Rekening houdend met alle omstandigheden van het geval, zal de rechtbank de vordering naar billijkheid toewijzen tot een bedrag van € 10.000,-. De rechtbank merkt daarbij op dat er enige vorm van samenloop zit tussen de gevorderde affectieschade en de shockschade.

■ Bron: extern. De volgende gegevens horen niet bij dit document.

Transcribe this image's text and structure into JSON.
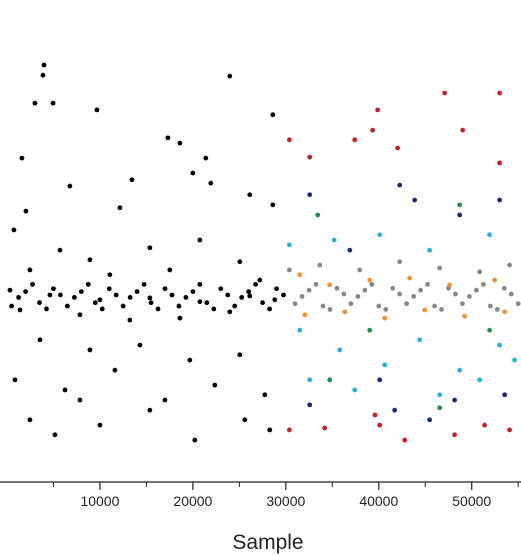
{
  "chart_data": {
    "type": "scatter",
    "x_label": "Sample",
    "xlim": [
      -750,
      55300
    ],
    "ylim": [
      0,
      100
    ],
    "xticks": [
      10000,
      20000,
      30000,
      40000,
      50000
    ],
    "xminor_ticks": [
      5000,
      15000,
      25000,
      35000,
      45000,
      55000
    ],
    "series": [
      {
        "color": "#000000",
        "x": [
          3980,
          3870,
          3010,
          4950,
          9680,
          1610,
          6770,
          17310,
          18600,
          21390,
          20000,
          21930,
          23970,
          28600,
          13440,
          2040,
          750,
          12150,
          26120,
          28600,
          15370,
          5700,
          20750,
          8920,
          25050,
          2470,
          11070,
          17520,
          27200,
          320,
          4620,
          10000,
          15370,
          20750,
          26120,
          28810,
          1400,
          7850,
          13220,
          18600,
          23970,
          3550,
          8920,
          14300,
          19670,
          25050,
          860,
          6240,
          11610,
          16990,
          22360,
          27740,
          2470,
          5160,
          10000,
          15370,
          20210,
          25590,
          28270,
          7850,
          500,
          2000,
          3500,
          5000,
          6500,
          8000,
          9500,
          11000,
          12500,
          14000,
          15500,
          17000,
          18500,
          20000,
          21500,
          23000,
          24500,
          26000,
          27500,
          29000,
          1250,
          2750,
          4250,
          5750,
          7250,
          8750,
          10250,
          11750,
          13250,
          14750,
          16250,
          17750,
          19250,
          20750,
          22250,
          23750,
          25250,
          26750,
          28250,
          29750
        ],
        "values": [
          86.5,
          84.4,
          78.6,
          78.6,
          77.2,
          67.2,
          61.4,
          71.4,
          70.3,
          67.2,
          64.1,
          62.0,
          84.2,
          76.2,
          62.7,
          56.2,
          52.3,
          56.9,
          59.6,
          57.5,
          48.6,
          48.1,
          50.2,
          46.1,
          45.7,
          44.0,
          43.0,
          44.0,
          41.9,
          39.8,
          38.8,
          37.8,
          38.2,
          37.4,
          38.6,
          37.8,
          35.7,
          34.7,
          33.6,
          34.0,
          35.3,
          29.5,
          27.4,
          28.4,
          25.3,
          26.4,
          21.2,
          19.1,
          23.2,
          17.0,
          20.1,
          18.1,
          12.9,
          9.8,
          11.8,
          14.9,
          8.7,
          12.9,
          10.8,
          17.0,
          36.5,
          39.5,
          37.2,
          40.1,
          36.5,
          39.5,
          37.2,
          40.1,
          36.5,
          39.5,
          37.2,
          40.1,
          36.5,
          39.5,
          37.2,
          40.1,
          36.5,
          39.5,
          37.2,
          40.1,
          38.3,
          41.0,
          35.9,
          38.8,
          38.3,
          41.0,
          35.9,
          38.8,
          38.3,
          41.0,
          35.9,
          38.8,
          38.3,
          41.0,
          35.9,
          38.8,
          38.3,
          41.0,
          35.9,
          38.8
        ]
      },
      {
        "color": "#888888",
        "x": [
          30380,
          33650,
          37950,
          42250,
          46550,
          50850,
          54070,
          31000,
          32500,
          34000,
          35500,
          37000,
          38500,
          40000,
          41500,
          43000,
          44500,
          46000,
          47500,
          49000,
          50500,
          52000,
          53500,
          55000,
          31750,
          33250,
          34750,
          36250,
          37750,
          39250,
          40750,
          42250,
          43750,
          45250,
          46750,
          48250,
          49750,
          51250,
          52750,
          54250
        ],
        "values": [
          44.0,
          45.0,
          44.0,
          45.7,
          44.4,
          43.6,
          45.0,
          37.0,
          39.8,
          36.5,
          40.2,
          37.0,
          39.8,
          36.5,
          40.2,
          37.0,
          39.8,
          36.5,
          40.2,
          37.0,
          39.8,
          36.5,
          40.2,
          37.0,
          38.5,
          41.0,
          35.8,
          39.0,
          38.5,
          41.0,
          35.8,
          39.0,
          38.5,
          41.0,
          35.8,
          39.0,
          38.5,
          41.0,
          35.8,
          39.0
        ]
      },
      {
        "color": "#f0922f",
        "x": [
          31500,
          34720,
          39020,
          43320,
          47620,
          52460,
          32040,
          36340,
          40640,
          44940,
          49240,
          53540
        ],
        "values": [
          43.0,
          40.9,
          41.9,
          42.3,
          40.9,
          41.9,
          34.7,
          35.3,
          34.0,
          35.7,
          34.4,
          35.3
        ]
      },
      {
        "color": "#23b5d3",
        "x": [
          30380,
          35200,
          40100,
          45470,
          51920,
          31500,
          35800,
          40640,
          44400,
          48700,
          53000,
          32570,
          37410,
          46550,
          50850,
          54610
        ],
        "values": [
          49.2,
          50.2,
          51.3,
          48.1,
          51.3,
          31.5,
          27.4,
          24.3,
          29.5,
          23.2,
          28.4,
          21.2,
          19.1,
          18.1,
          21.2,
          25.3
        ]
      },
      {
        "color": "#1a2a6e",
        "x": [
          32570,
          42250,
          43860,
          48700,
          53000,
          36880,
          32570,
          40100,
          41710,
          48160,
          53540,
          45470
        ],
        "values": [
          59.6,
          61.6,
          58.5,
          55.4,
          58.5,
          48.1,
          16.0,
          21.2,
          14.9,
          17.0,
          18.1,
          12.9
        ]
      },
      {
        "color": "#1f8f4f",
        "x": [
          33430,
          48700,
          34720,
          46550,
          51920,
          39020
        ],
        "values": [
          55.4,
          57.5,
          21.2,
          15.4,
          31.5,
          31.5
        ]
      },
      {
        "color": "#c8202a",
        "x": [
          30380,
          32570,
          39880,
          39340,
          47090,
          49030,
          53000,
          53000,
          42030,
          37410,
          30380,
          34180,
          40100,
          42790,
          48160,
          51380,
          54070,
          39590
        ],
        "values": [
          71.0,
          67.4,
          77.2,
          73.0,
          80.7,
          73.0,
          80.7,
          66.2,
          69.3,
          71.0,
          10.8,
          11.2,
          11.8,
          8.7,
          9.8,
          11.8,
          10.8,
          13.9
        ]
      }
    ]
  }
}
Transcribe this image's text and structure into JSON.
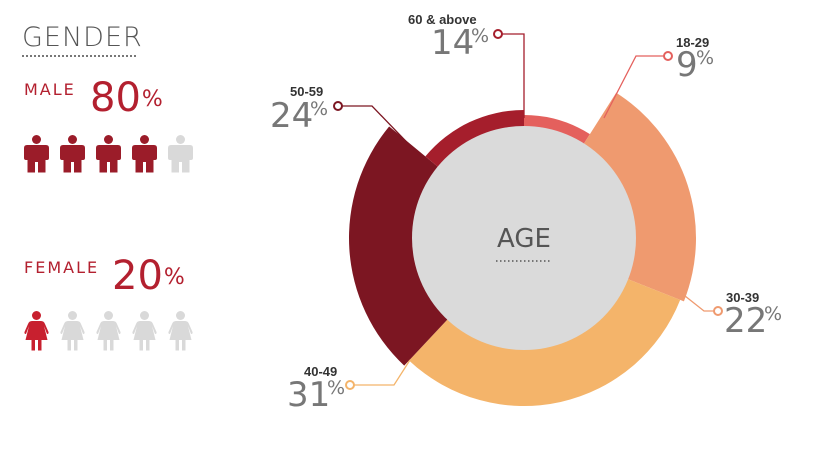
{
  "gender": {
    "title": "GENDER",
    "male": {
      "label": "MALE",
      "value": "80",
      "pct": "%",
      "icons_total": 5,
      "icons_filled": 4,
      "color": "#9b1c29",
      "empty_color": "#d9d9d9"
    },
    "female": {
      "label": "FEMALE",
      "value": "20",
      "pct": "%",
      "icons_total": 5,
      "icons_filled": 1,
      "color": "#c8202f",
      "empty_color": "#d9d9d9"
    }
  },
  "chart_data": {
    "type": "pie",
    "variant": "donut",
    "center_label": "AGE",
    "categories": [
      "18-29",
      "30-39",
      "40-49",
      "50-59",
      "60 & above"
    ],
    "values": [
      9,
      22,
      31,
      24,
      14
    ],
    "colors": [
      "#e4605d",
      "#ef9a6f",
      "#f4b46a",
      "#7c1622",
      "#a51e2c"
    ],
    "center_color": "#dadada",
    "unit": "%"
  }
}
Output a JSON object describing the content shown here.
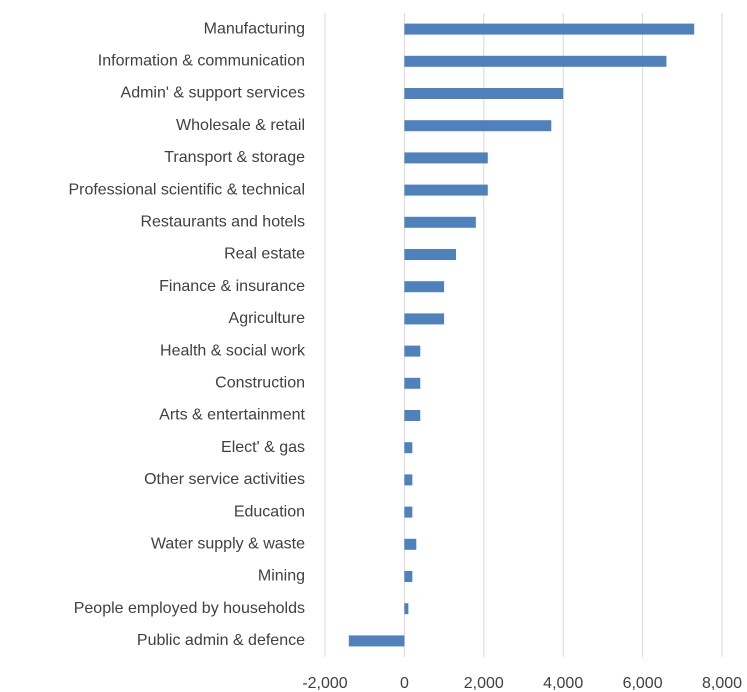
{
  "chart_data": {
    "type": "barh",
    "categories": [
      "Manufacturing",
      "Information & communication",
      "Admin' & support services",
      "Wholesale & retail",
      "Transport & storage",
      "Professional scientific & technical",
      "Restaurants and hotels",
      "Real estate",
      "Finance & insurance",
      "Agriculture",
      "Health & social work",
      "Construction",
      "Arts & entertainment",
      "Elect' & gas",
      "Other service activities",
      "Education",
      "Water supply & waste",
      "Mining",
      "People employed by households",
      "Public admin & defence"
    ],
    "values": [
      7300,
      6600,
      4000,
      3700,
      2100,
      2100,
      1800,
      1300,
      1000,
      1000,
      400,
      400,
      400,
      200,
      200,
      200,
      300,
      200,
      100,
      -1400
    ],
    "color": "#4f81bd",
    "xlim": [
      -2000,
      8000
    ],
    "xticks": [
      {
        "value": -2000,
        "label": "-2,000"
      },
      0,
      {
        "value": 2000,
        "label": "2,000"
      },
      {
        "value": 4000,
        "label": "4,000"
      },
      {
        "value": 6000,
        "label": "6,000"
      },
      {
        "value": 8000,
        "label": "8,000"
      }
    ],
    "grid": true
  }
}
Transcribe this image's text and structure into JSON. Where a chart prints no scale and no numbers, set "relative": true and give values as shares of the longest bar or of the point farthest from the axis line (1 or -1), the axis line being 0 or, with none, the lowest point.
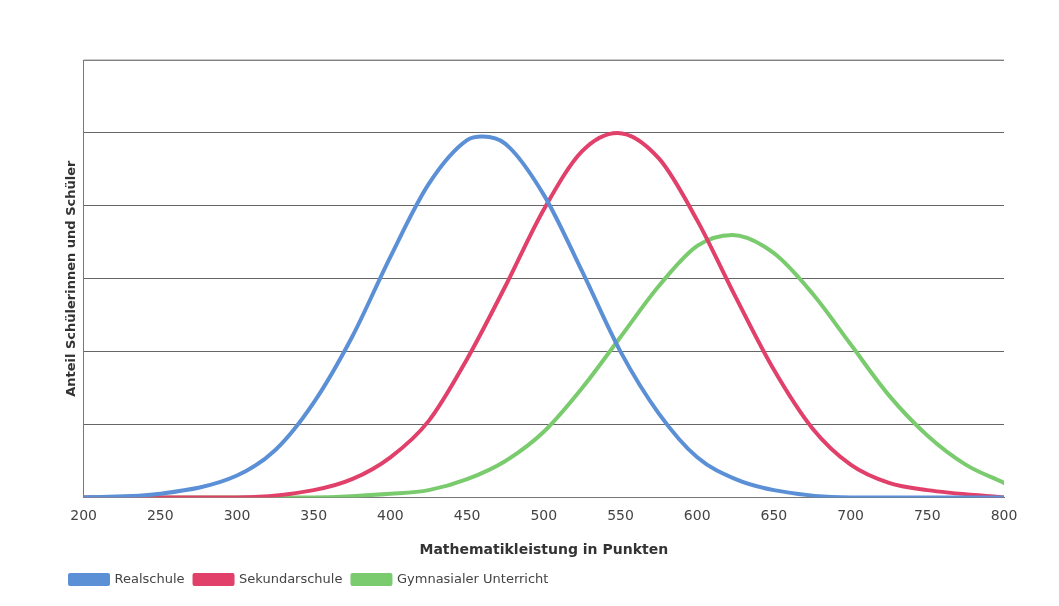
{
  "chart_data": {
    "type": "line",
    "xlabel": "Mathematikleistung in Punkten",
    "ylabel": "Anteil Schülerinnen und Schüler",
    "relative": true,
    "xlim": [
      200,
      800
    ],
    "xticks": [
      200,
      250,
      300,
      350,
      400,
      450,
      500,
      550,
      600,
      650,
      700,
      750,
      800
    ],
    "grid": "y",
    "legend": "bottom left",
    "marker": "none",
    "line_style": "solid",
    "series": [
      {
        "name": "Realschule",
        "color": "#5b8fd6",
        "x": [
          200,
          250,
          300,
          325,
          350,
          375,
          400,
          425,
          450,
          460,
          475,
          500,
          525,
          550,
          575,
          600,
          625,
          650,
          700,
          800
        ],
        "values": [
          0,
          0.01,
          0.06,
          0.13,
          0.26,
          0.44,
          0.66,
          0.86,
          0.98,
          0.99,
          0.97,
          0.83,
          0.62,
          0.4,
          0.23,
          0.11,
          0.05,
          0.02,
          0,
          0
        ]
      },
      {
        "name": "Sekundarschule",
        "color": "#e0406a",
        "x": [
          200,
          300,
          350,
          375,
          400,
          425,
          450,
          475,
          500,
          525,
          548,
          575,
          600,
          625,
          650,
          675,
          700,
          725,
          750,
          800
        ],
        "values": [
          0,
          0,
          0.02,
          0.05,
          0.11,
          0.21,
          0.38,
          0.58,
          0.79,
          0.95,
          1,
          0.93,
          0.76,
          0.55,
          0.35,
          0.19,
          0.09,
          0.04,
          0.02,
          0
        ]
      },
      {
        "name": "Gymnasialer Unterricht",
        "color": "#7acb6e",
        "x": [
          200,
          350,
          400,
          425,
          450,
          475,
          500,
          525,
          550,
          575,
          600,
          623,
          650,
          675,
          700,
          725,
          750,
          775,
          800
        ],
        "values": [
          0,
          0,
          0.01,
          0.02,
          0.05,
          0.1,
          0.18,
          0.3,
          0.44,
          0.58,
          0.69,
          0.72,
          0.67,
          0.56,
          0.42,
          0.28,
          0.17,
          0.09,
          0.04
        ]
      }
    ]
  }
}
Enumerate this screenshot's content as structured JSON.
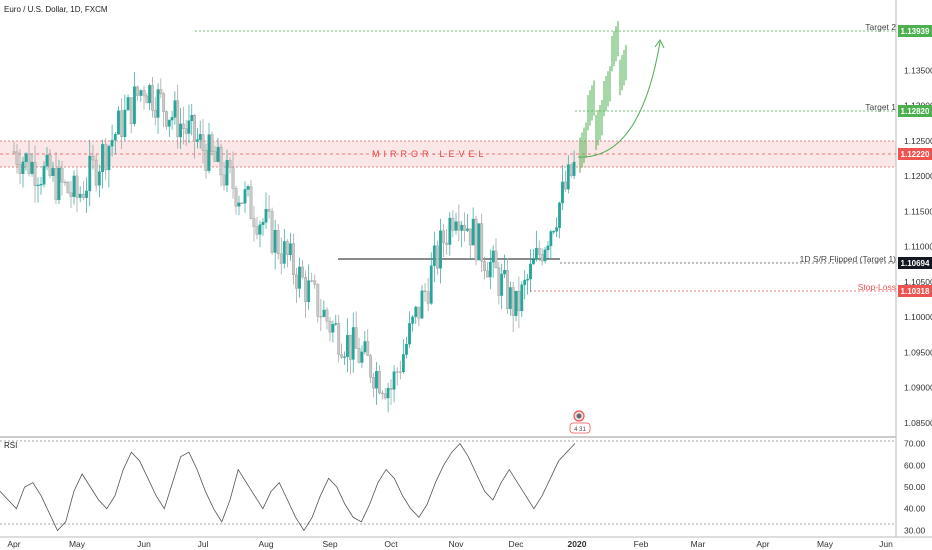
{
  "header": {
    "symbol_title": "Euro / U.S. Dollar, 1D, FXCM"
  },
  "rsi_panel": {
    "label": "RSI"
  },
  "colors": {
    "bull": "#26a69a",
    "bear": "#c8c8c8",
    "target": "#4caf50",
    "stop": "#ef5350",
    "mirror": "#f8d4d4",
    "level_line": "#131722",
    "rsi_line": "#555555"
  },
  "icons": {
    "event_marker": "dividend-event-icon"
  },
  "levels": {
    "target2": {
      "label": "Target 2",
      "price_label": "1.13939"
    },
    "target1": {
      "label": "Target 1",
      "price_label": "1.12820"
    },
    "mirror": {
      "label": "MIRROR-LEVEL",
      "price_label": "1.12220"
    },
    "flipped": {
      "label": "1D S/R Flipped (Target 1)",
      "price_label": "1.10694"
    },
    "stop": {
      "label": "Stop-Loss",
      "price_label": "1.10318"
    }
  },
  "event_marker_text": "4 31",
  "chart_data": {
    "type": "candlestick",
    "symbol": "Euro / U.S. Dollar",
    "timeframe": "1D",
    "source": "FXCM",
    "price_axis": {
      "ticks": [
        "1.13500",
        "1.13000",
        "1.12500",
        "1.12000",
        "1.11500",
        "1.11000",
        "1.10500",
        "1.10000",
        "1.09500",
        "1.09000",
        "1.08500"
      ],
      "range": [
        1.083,
        1.145
      ]
    },
    "time_axis": {
      "ticks": [
        "Apr",
        "May",
        "Jun",
        "Jul",
        "Aug",
        "Sep",
        "Oct",
        "Nov",
        "Dec",
        "2020",
        "Feb",
        "Mar",
        "Apr",
        "May",
        "Jun"
      ]
    },
    "price_path": [
      {
        "month": "Apr",
        "price": 1.1235
      },
      {
        "month": "May",
        "price": 1.117
      },
      {
        "month": "Jun",
        "price": 1.133
      },
      {
        "month": "Jul",
        "price": 1.124
      },
      {
        "month": "Aug",
        "price": 1.113
      },
      {
        "month": "Sep",
        "price": 1.099
      },
      {
        "month": "Oct",
        "price": 1.09
      },
      {
        "month": "Nov",
        "price": 1.116
      },
      {
        "month": "Dec",
        "price": 1.101
      },
      {
        "month": "2020",
        "price": 1.1222
      }
    ],
    "projection": [
      1.125,
      1.131,
      1.1282,
      1.133,
      1.1394,
      1.136
    ],
    "projection_arrow": {
      "from": 1.1222,
      "to": 1.138,
      "direction": "up"
    },
    "rsi": {
      "ticks": [
        "70.00",
        "60.00",
        "50.00",
        "40.00",
        "30.00"
      ],
      "levels": [
        70,
        30
      ],
      "range": [
        27,
        73
      ],
      "path": [
        48,
        44,
        40,
        50,
        52,
        46,
        38,
        30,
        34,
        48,
        56,
        50,
        44,
        40,
        46,
        58,
        66,
        62,
        54,
        46,
        40,
        52,
        64,
        66,
        58,
        48,
        40,
        34,
        44,
        58,
        52,
        46,
        40,
        48,
        52,
        44,
        36,
        30,
        36,
        46,
        54,
        50,
        42,
        36,
        34,
        42,
        52,
        58,
        54,
        46,
        40,
        36,
        42,
        52,
        60,
        66,
        70,
        64,
        56,
        48,
        44,
        52,
        58,
        52,
        46,
        40,
        46,
        54,
        62,
        66,
        70
      ]
    }
  }
}
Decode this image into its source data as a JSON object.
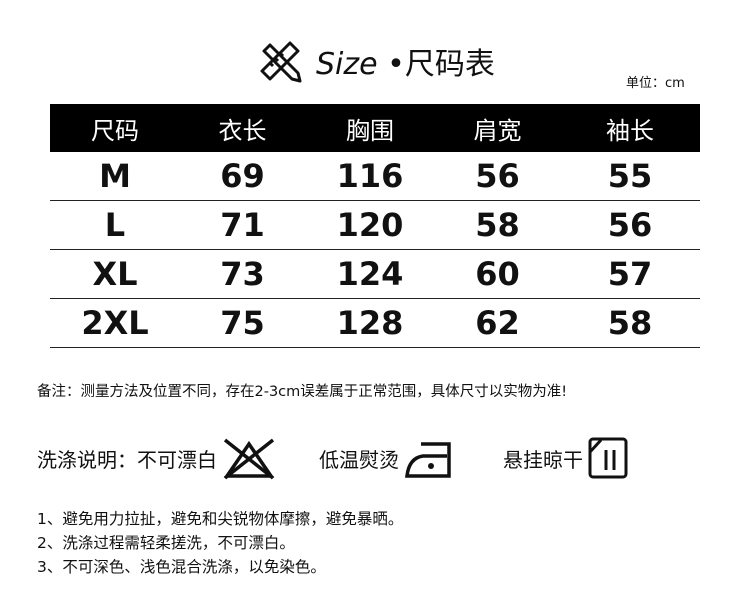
{
  "title": {
    "icon": "ruler-pencil-icon",
    "text_en": "Size",
    "text_cn": "•尺码表"
  },
  "unit": "单位：cm",
  "table": {
    "headers": [
      "尺码",
      "衣长",
      "胸围",
      "肩宽",
      "袖长"
    ],
    "rows": [
      [
        "M",
        "69",
        "116",
        "56",
        "55"
      ],
      [
        "L",
        "71",
        "120",
        "58",
        "56"
      ],
      [
        "XL",
        "73",
        "124",
        "60",
        "57"
      ],
      [
        "2XL",
        "75",
        "128",
        "62",
        "58"
      ]
    ]
  },
  "note": "备注：测量方法及位置不同，存在2-3cm误差属于正常范围，具体尺寸以实物为准!",
  "care": {
    "label": "洗涤说明：",
    "items": [
      {
        "text": "不可漂白",
        "icon": "no-bleach-icon"
      },
      {
        "text": "低温熨烫",
        "icon": "low-iron-icon"
      },
      {
        "text": "悬挂晾干",
        "icon": "hang-dry-icon"
      }
    ]
  },
  "instructions": [
    "1、避免用力拉扯，避免和尖锐物体摩擦，避免暴晒。",
    "2、洗涤过程需轻柔搓洗，不可漂白。",
    "3、不可深色、浅色混合洗涤，以免染色。"
  ]
}
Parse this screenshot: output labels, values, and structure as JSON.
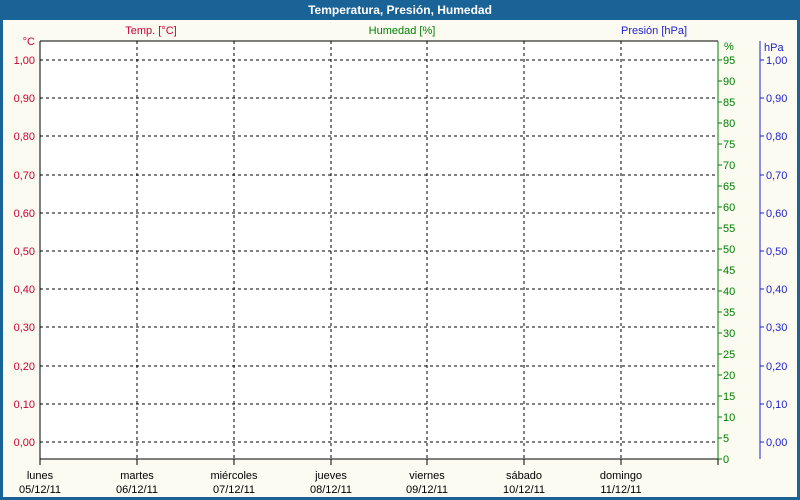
{
  "window": {
    "title": "Temperatura, Presión, Humedad"
  },
  "colors": {
    "titlebar_bg": "#1A6397",
    "titlebar_text": "#FFFFFF",
    "frame": "#1A6397",
    "background": "#FBFBF2",
    "plot_background": "#FFFFFF",
    "grid": "#000000",
    "temp": "#CC0033",
    "humidity": "#008000",
    "pressure": "#2222CC",
    "day_label_text": "#000000"
  },
  "legend": {
    "temp_label": "Temp. [°C]",
    "humidity_label": "Humedad [%]",
    "pressure_label": "Presión [hPa]"
  },
  "chart_data": {
    "type": "line",
    "title": "Temperatura, Presión, Humedad",
    "grid": "dashed",
    "legend_position": "top",
    "series": [
      {
        "name": "Temp. [°C]",
        "axis": "temp",
        "color": "#CC0033",
        "points": []
      },
      {
        "name": "Humedad [%]",
        "axis": "humidity",
        "color": "#008000",
        "points": []
      },
      {
        "name": "Presión [hPa]",
        "axis": "pressure",
        "color": "#2222CC",
        "points": []
      }
    ],
    "axes": {
      "temp": {
        "unit": "°C",
        "side": "left",
        "color": "#CC0033",
        "ticks": [
          "1,00",
          "0,90",
          "0,80",
          "0,70",
          "0,60",
          "0,50",
          "0,40",
          "0,30",
          "0,20",
          "0,10",
          "0,00"
        ]
      },
      "humidity": {
        "unit": "%",
        "side": "right-inner",
        "color": "#008000",
        "ticks": [
          "95",
          "90",
          "85",
          "80",
          "75",
          "70",
          "65",
          "60",
          "55",
          "50",
          "45",
          "40",
          "35",
          "30",
          "25",
          "20",
          "15",
          "10",
          "5",
          "0"
        ]
      },
      "pressure": {
        "unit": "hPa",
        "side": "right-outer",
        "color": "#2222CC",
        "ticks": [
          "1,00",
          "0,90",
          "0,80",
          "0,70",
          "0,60",
          "0,50",
          "0,40",
          "0,30",
          "0,20",
          "0,10",
          "0,00"
        ]
      }
    },
    "x_axis": {
      "days": [
        {
          "name": "lunes",
          "date": "05/12/11"
        },
        {
          "name": "martes",
          "date": "06/12/11"
        },
        {
          "name": "miércoles",
          "date": "07/12/11"
        },
        {
          "name": "jueves",
          "date": "08/12/11"
        },
        {
          "name": "viernes",
          "date": "09/12/11"
        },
        {
          "name": "sábado",
          "date": "10/12/11"
        },
        {
          "name": "domingo",
          "date": "11/12/11"
        }
      ]
    }
  }
}
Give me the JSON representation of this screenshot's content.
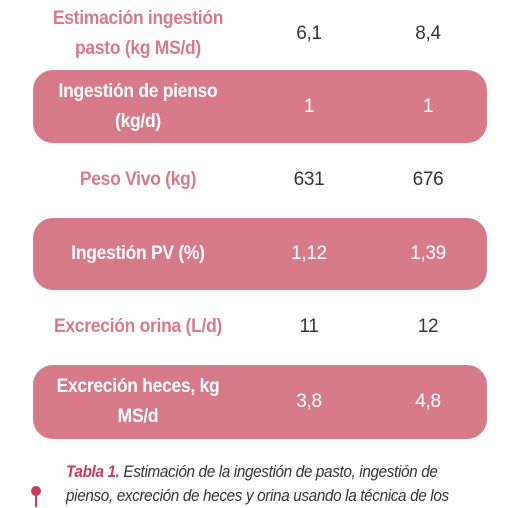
{
  "rows": [
    {
      "label": "Estimación ingestión pasto (kg MS/d)",
      "v1": "6,1",
      "v2": "8,4"
    },
    {
      "label": "Ingestión de pienso (kg/d)",
      "v1": "1",
      "v2": "1"
    },
    {
      "label": "Peso Vivo (kg)",
      "v1": "631",
      "v2": "676"
    },
    {
      "label": "Ingestión PV (%)",
      "v1": "1,12",
      "v2": "1,39"
    },
    {
      "label": "Excreción orina (L/d)",
      "v1": "11",
      "v2": "12"
    },
    {
      "label": "Excreción heces, kg MS/d",
      "v1": "3,8",
      "v2": "4,8"
    }
  ],
  "caption": {
    "lead": "Tabla 1.",
    "text": " Estimación de la ingestión de pasto, ingestión de pienso, excreción de heces y orina usando la técnica de los"
  },
  "colors": {
    "accent": "#d67a89",
    "caption_accent": "#c43c5a"
  }
}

De rechtbank zal de benadeelde partij voor het overige niet-ontvankelijk verklaren in haar vordering tot vergoeding van immateriële schade, zodat de benadeelde partij dit deel van de vordering bij de burgerlijke rechter kan aanbrengen.
Letselschade
Op grond van het dossier en het onderzoek ter terechtzitting kan ook worden vastgesteld dat de benadeelde partij rechtstreeks immateriële schade heeft geleden door het onder 2 primair impliciet primair bewezenverklaarde feit. De benadeelde partij heeft immers lichamelijk letsel opgelopen en is gedurende langere tijd met dit letsel geconfronteerd. Daarnaast heeft zij geestelijk letsel opgelopen als gevolg van de angst en stress die dit feit bij haar teweeg heeft gebracht. De benadeelde partij is hierdoor in haar persoon aangetast zoals bedoeld in artikel 6:106, aanhef en onder b, van het Burgerlijk Wetboek (hierna: BW). De rechtbank zal de geleden immateriële schade naar billijkheid vaststellen op een bedrag van € 7.500,-.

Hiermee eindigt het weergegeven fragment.